Where do you rank a guy, when he’s in his 30’s already and you’re only guaranteed to have him for two years? Pretty tricky. Well, one good thing is that the Korean Baseball Organization is equivalent to the American upper minors — like Triple-A, but a lowish Triple-A — so he’s effectively been effective in lowish Triple-A ball for more than a decade. (For those who don’t know, he was MVP of the league way back when he was just 20 years old.) Thus, there’s a huge body of work that should make his MLB projections more reliable.
Naturally I’ve been looking at Kim’s forecast per the ZiPS projection model, the only one available for Kim so far. And I have to say I’m pretty darn impressed.
ZiPS pegs him for 157 innings in 2020, with a 3.89 ERA and 106 ERA+. How good is a 106 ERA+ for a starting pitcher? At Fangraphs they are currently rolling out ZiPS projections one organization at a time, and have covered six teams so far (Mets, White Sox, and the entire N.L. West, save for Frisco). Here’s a list of all the starting pitchers projected to have an ERA+ between 102 and 110:
Robbie Ray, Dustin May, Ross Stripling, Marcus Stroman, Chris Paddack, Kenta Maeda, and young phenom Luis Patino. Conveniently, those seven pitchers actually average a 106, same as Kim. That’s a peer group and a half, really very very nice. (For instance, Marcus Stroman is the Mets’ clear #3 starter, and they’re supposed to have one of the top 4 or 5 rotations in the sport.) And moreover, KK is forecast to be almost exactly as good in 2021 as well.

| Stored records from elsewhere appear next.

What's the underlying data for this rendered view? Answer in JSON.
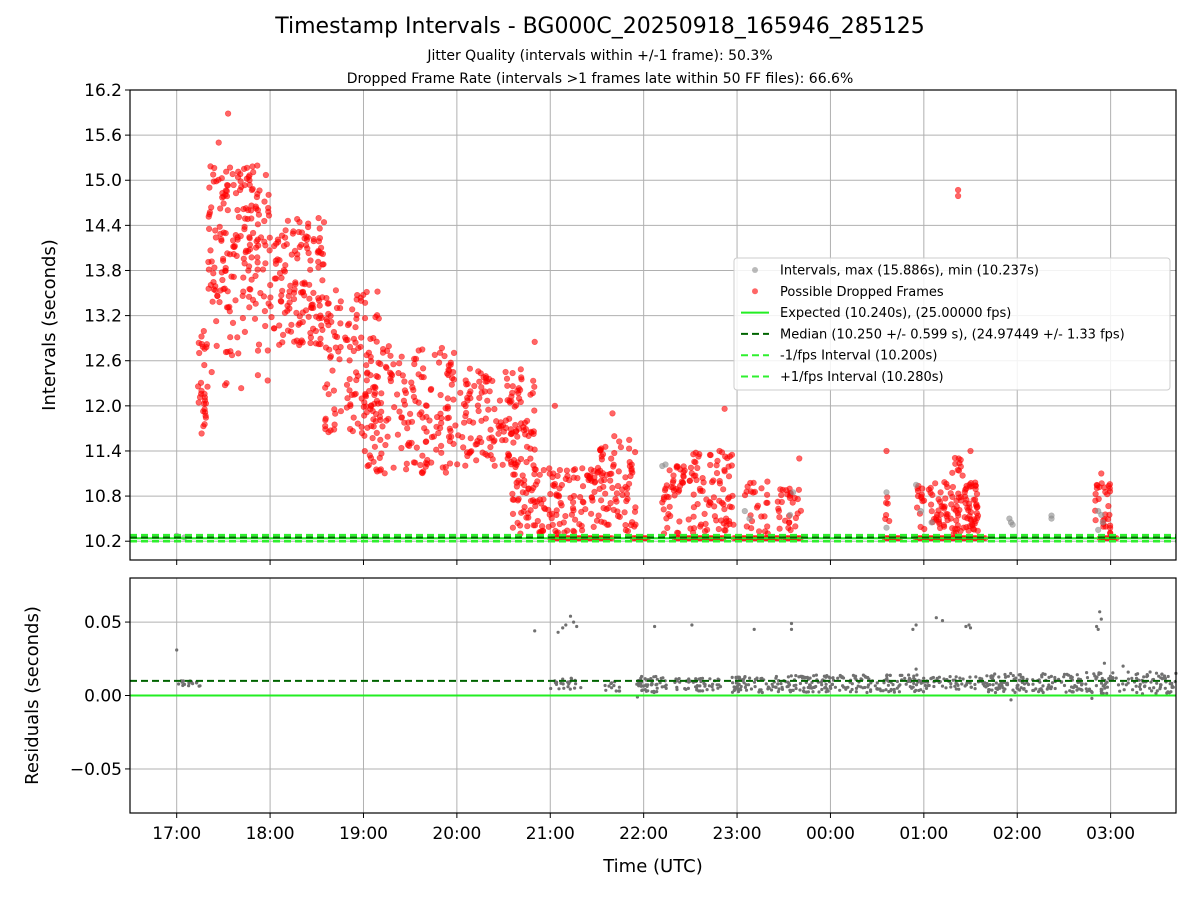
{
  "page": {
    "title": "Timestamp Intervals - BG000C_20250918_165946_285125",
    "subtitle_1": "Jitter Quality (intervals within +/-1 frame): 50.3%",
    "subtitle_2": "Dropped Frame Rate (intervals >1 frames late within 50 FF files): 66.6%"
  },
  "colors": {
    "intervals": "#8c8c8c",
    "dropped": "#ff0000",
    "expected": "#22ee22",
    "median": "#006400",
    "fps_bounds": "#2ef02e",
    "residuals": "#707070",
    "grid": "#b0b0b0"
  },
  "chart_data": [
    {
      "id": "intervals",
      "type": "scatter",
      "ylabel": "Intervals (seconds)",
      "ylim": [
        9.95,
        16.2
      ],
      "yticks": [
        "10.2",
        "10.8",
        "11.4",
        "12.0",
        "12.6",
        "13.2",
        "13.8",
        "14.4",
        "15.0",
        "15.6",
        "16.2"
      ],
      "xlim": [
        "16:30",
        "03:42"
      ],
      "grid": true,
      "legend_position": "center-right",
      "legend": [
        {
          "key": "intervals",
          "label": "Intervals, max (15.886s), min (10.237s)",
          "marker": "dot"
        },
        {
          "key": "dropped",
          "label": "Possible Dropped Frames",
          "marker": "dot"
        },
        {
          "key": "expected",
          "label": "Expected (10.240s), (25.00000 fps)",
          "marker": "line"
        },
        {
          "key": "median",
          "label": "Median (10.250 +/- 0.599 s), (24.97449 +/- 1.33 fps)",
          "marker": "dash"
        },
        {
          "key": "minus",
          "label": "-1/fps Interval (10.200s)",
          "marker": "dash"
        },
        {
          "key": "plus",
          "label": "+1/fps Interval (10.280s)",
          "marker": "dash"
        }
      ],
      "reference_lines": {
        "expected": 10.24,
        "median": 10.25,
        "minus_fps": 10.2,
        "plus_fps": 10.28
      },
      "series": [
        {
          "key": "dropped",
          "clusters": [
            {
              "start": "17:13",
              "end": "17:20",
              "y_low": 11.6,
              "y_high": 13.0,
              "count": 30
            },
            {
              "start": "17:20",
              "end": "18:00",
              "y_low": 13.3,
              "y_high": 15.2,
              "count": 170
            },
            {
              "start": "17:20",
              "end": "18:00",
              "y_low": 12.2,
              "y_high": 13.3,
              "count": 25
            },
            {
              "start": "18:00",
              "end": "18:35",
              "y_low": 12.8,
              "y_high": 14.5,
              "count": 140
            },
            {
              "start": "18:35",
              "end": "19:10",
              "y_low": 11.6,
              "y_high": 13.6,
              "count": 110
            },
            {
              "start": "19:00",
              "end": "20:00",
              "y_low": 11.1,
              "y_high": 12.8,
              "count": 180
            },
            {
              "start": "20:00",
              "end": "20:50",
              "y_low": 11.2,
              "y_high": 12.5,
              "count": 150
            },
            {
              "start": "20:35",
              "end": "21:30",
              "y_low": 10.3,
              "y_high": 11.2,
              "count": 140
            },
            {
              "start": "21:30",
              "end": "21:55",
              "y_low": 10.3,
              "y_high": 11.6,
              "count": 80
            },
            {
              "start": "22:12",
              "end": "22:30",
              "y_low": 10.3,
              "y_high": 11.2,
              "count": 45
            },
            {
              "start": "22:30",
              "end": "22:58",
              "y_low": 10.3,
              "y_high": 11.4,
              "count": 80
            },
            {
              "start": "23:05",
              "end": "23:20",
              "y_low": 10.3,
              "y_high": 11.0,
              "count": 25
            },
            {
              "start": "23:25",
              "end": "23:42",
              "y_low": 10.3,
              "y_high": 10.9,
              "count": 30
            },
            {
              "start": "00:35",
              "end": "00:38",
              "y_low": 10.3,
              "y_high": 10.8,
              "count": 6
            },
            {
              "start": "00:55",
              "end": "01:35",
              "y_low": 10.3,
              "y_high": 11.0,
              "count": 120
            },
            {
              "start": "01:18",
              "end": "01:30",
              "y_low": 11.0,
              "y_high": 11.4,
              "count": 10
            },
            {
              "start": "02:50",
              "end": "03:00",
              "y_low": 10.3,
              "y_high": 11.0,
              "count": 30
            }
          ],
          "points": [
            {
              "x": "17:33",
              "y": 15.886
            },
            {
              "x": "17:27",
              "y": 15.5
            },
            {
              "x": "01:22",
              "y": 14.87
            },
            {
              "x": "01:22",
              "y": 14.79
            },
            {
              "x": "18:45",
              "y": 13.3
            },
            {
              "x": "20:50",
              "y": 12.85
            },
            {
              "x": "21:03",
              "y": 12.0
            },
            {
              "x": "21:40",
              "y": 11.9
            },
            {
              "x": "22:52",
              "y": 11.96
            },
            {
              "x": "23:40",
              "y": 11.3
            },
            {
              "x": "00:36",
              "y": 11.4
            },
            {
              "x": "01:30",
              "y": 11.4
            },
            {
              "x": "02:54",
              "y": 11.1
            }
          ],
          "baseline_runs": [
            {
              "start": "21:00",
              "end": "21:40",
              "y": 10.24
            },
            {
              "start": "21:53",
              "end": "22:03",
              "y": 10.24
            },
            {
              "start": "22:20",
              "end": "22:52",
              "y": 10.24
            },
            {
              "start": "22:58",
              "end": "23:28",
              "y": 10.24
            },
            {
              "start": "23:30",
              "end": "23:42",
              "y": 10.24
            },
            {
              "start": "00:35",
              "end": "00:45",
              "y": 10.24
            },
            {
              "start": "00:55",
              "end": "01:40",
              "y": 10.24
            },
            {
              "start": "02:53",
              "end": "03:05",
              "y": 10.24
            }
          ]
        },
        {
          "key": "intervals",
          "points": [
            {
              "x": "17:00",
              "y": 10.27
            },
            {
              "x": "17:05",
              "y": 10.25
            },
            {
              "x": "21:00",
              "y": 10.26
            },
            {
              "x": "22:12",
              "y": 11.2
            },
            {
              "x": "22:14",
              "y": 11.22
            },
            {
              "x": "23:05",
              "y": 10.6
            },
            {
              "x": "23:08",
              "y": 10.5
            },
            {
              "x": "23:36",
              "y": 10.85
            },
            {
              "x": "23:34",
              "y": 10.55
            },
            {
              "x": "00:36",
              "y": 10.85
            },
            {
              "x": "00:36",
              "y": 10.38
            },
            {
              "x": "00:55",
              "y": 10.95
            },
            {
              "x": "00:58",
              "y": 10.6
            },
            {
              "x": "01:05",
              "y": 10.45
            },
            {
              "x": "01:55",
              "y": 10.5
            },
            {
              "x": "01:56",
              "y": 10.45
            },
            {
              "x": "01:57",
              "y": 10.42
            },
            {
              "x": "02:22",
              "y": 10.54
            },
            {
              "x": "02:22",
              "y": 10.5
            },
            {
              "x": "02:52",
              "y": 10.6
            },
            {
              "x": "02:54",
              "y": 10.55
            },
            {
              "x": "02:55",
              "y": 10.45
            },
            {
              "x": "02:52",
              "y": 10.35
            }
          ]
        }
      ]
    },
    {
      "id": "residuals",
      "type": "scatter",
      "xlabel": "Time (UTC)",
      "ylabel": "Residuals (seconds)",
      "ylim": [
        -0.08,
        0.08
      ],
      "yticks": [
        "−0.05",
        "0.00",
        "0.05"
      ],
      "ytick_values": [
        -0.05,
        0.0,
        0.05
      ],
      "xticks": [
        "17:00",
        "18:00",
        "19:00",
        "20:00",
        "21:00",
        "22:00",
        "23:00",
        "00:00",
        "01:00",
        "02:00",
        "03:00"
      ],
      "xlim": [
        "16:30",
        "03:42"
      ],
      "grid": true,
      "reference_lines": {
        "zero": 0.0,
        "median": 0.01
      },
      "series": [
        {
          "key": "residuals",
          "clusters": [
            {
              "start": "17:00",
              "end": "17:15",
              "y_low": 0.006,
              "y_high": 0.01,
              "count": 20
            },
            {
              "start": "21:00",
              "end": "21:20",
              "y_low": 0.004,
              "y_high": 0.012,
              "count": 25
            },
            {
              "start": "21:35",
              "end": "21:45",
              "y_low": 0.003,
              "y_high": 0.012,
              "count": 12
            },
            {
              "start": "21:55",
              "end": "22:15",
              "y_low": 0.002,
              "y_high": 0.013,
              "count": 50
            },
            {
              "start": "22:20",
              "end": "22:50",
              "y_low": 0.003,
              "y_high": 0.012,
              "count": 50
            },
            {
              "start": "22:55",
              "end": "23:30",
              "y_low": 0.002,
              "y_high": 0.013,
              "count": 70
            },
            {
              "start": "23:30",
              "end": "00:10",
              "y_low": 0.002,
              "y_high": 0.014,
              "count": 90
            },
            {
              "start": "00:10",
              "end": "01:00",
              "y_low": 0.002,
              "y_high": 0.014,
              "count": 100
            },
            {
              "start": "01:00",
              "end": "01:40",
              "y_low": 0.004,
              "y_high": 0.013,
              "count": 60
            },
            {
              "start": "01:40",
              "end": "02:40",
              "y_low": 0.002,
              "y_high": 0.015,
              "count": 130
            },
            {
              "start": "02:40",
              "end": "03:42",
              "y_low": 0.001,
              "y_high": 0.016,
              "count": 120
            }
          ],
          "points": [
            {
              "x": "17:00",
              "y": 0.031
            },
            {
              "x": "20:50",
              "y": 0.044
            },
            {
              "x": "21:05",
              "y": 0.043
            },
            {
              "x": "21:08",
              "y": 0.046
            },
            {
              "x": "21:10",
              "y": 0.048
            },
            {
              "x": "21:13",
              "y": 0.054
            },
            {
              "x": "21:15",
              "y": 0.05
            },
            {
              "x": "21:17",
              "y": 0.047
            },
            {
              "x": "22:07",
              "y": 0.047
            },
            {
              "x": "22:31",
              "y": 0.048
            },
            {
              "x": "23:11",
              "y": 0.045
            },
            {
              "x": "23:35",
              "y": 0.049
            },
            {
              "x": "23:35",
              "y": 0.045
            },
            {
              "x": "00:53",
              "y": 0.045
            },
            {
              "x": "00:55",
              "y": 0.048
            },
            {
              "x": "01:08",
              "y": 0.053
            },
            {
              "x": "01:12",
              "y": 0.051
            },
            {
              "x": "01:27",
              "y": 0.047
            },
            {
              "x": "01:29",
              "y": 0.048
            },
            {
              "x": "01:30",
              "y": 0.046
            },
            {
              "x": "02:51",
              "y": 0.047
            },
            {
              "x": "02:52",
              "y": 0.045
            },
            {
              "x": "02:53",
              "y": 0.057
            },
            {
              "x": "02:54",
              "y": 0.052
            },
            {
              "x": "02:56",
              "y": 0.022
            },
            {
              "x": "00:55",
              "y": 0.018
            },
            {
              "x": "01:56",
              "y": -0.003
            },
            {
              "x": "21:56",
              "y": -0.001
            },
            {
              "x": "02:48",
              "y": -0.002
            },
            {
              "x": "03:08",
              "y": 0.02
            }
          ]
        }
      ]
    }
  ]
}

I would rank him 4th in the system behind just Nolan Gorman, Dylan Carlson, and Ivan Herrera. He likely won’t give you as many wins above replacement in two years as I expect (or at least hope) to get from Knizner or Rondon or Arozarena in six years of team control — but given his recent consistent excellence, Kim has more certainty I think than any of them and could perhaps provide more wins above average in two years than they do in five or six seasons.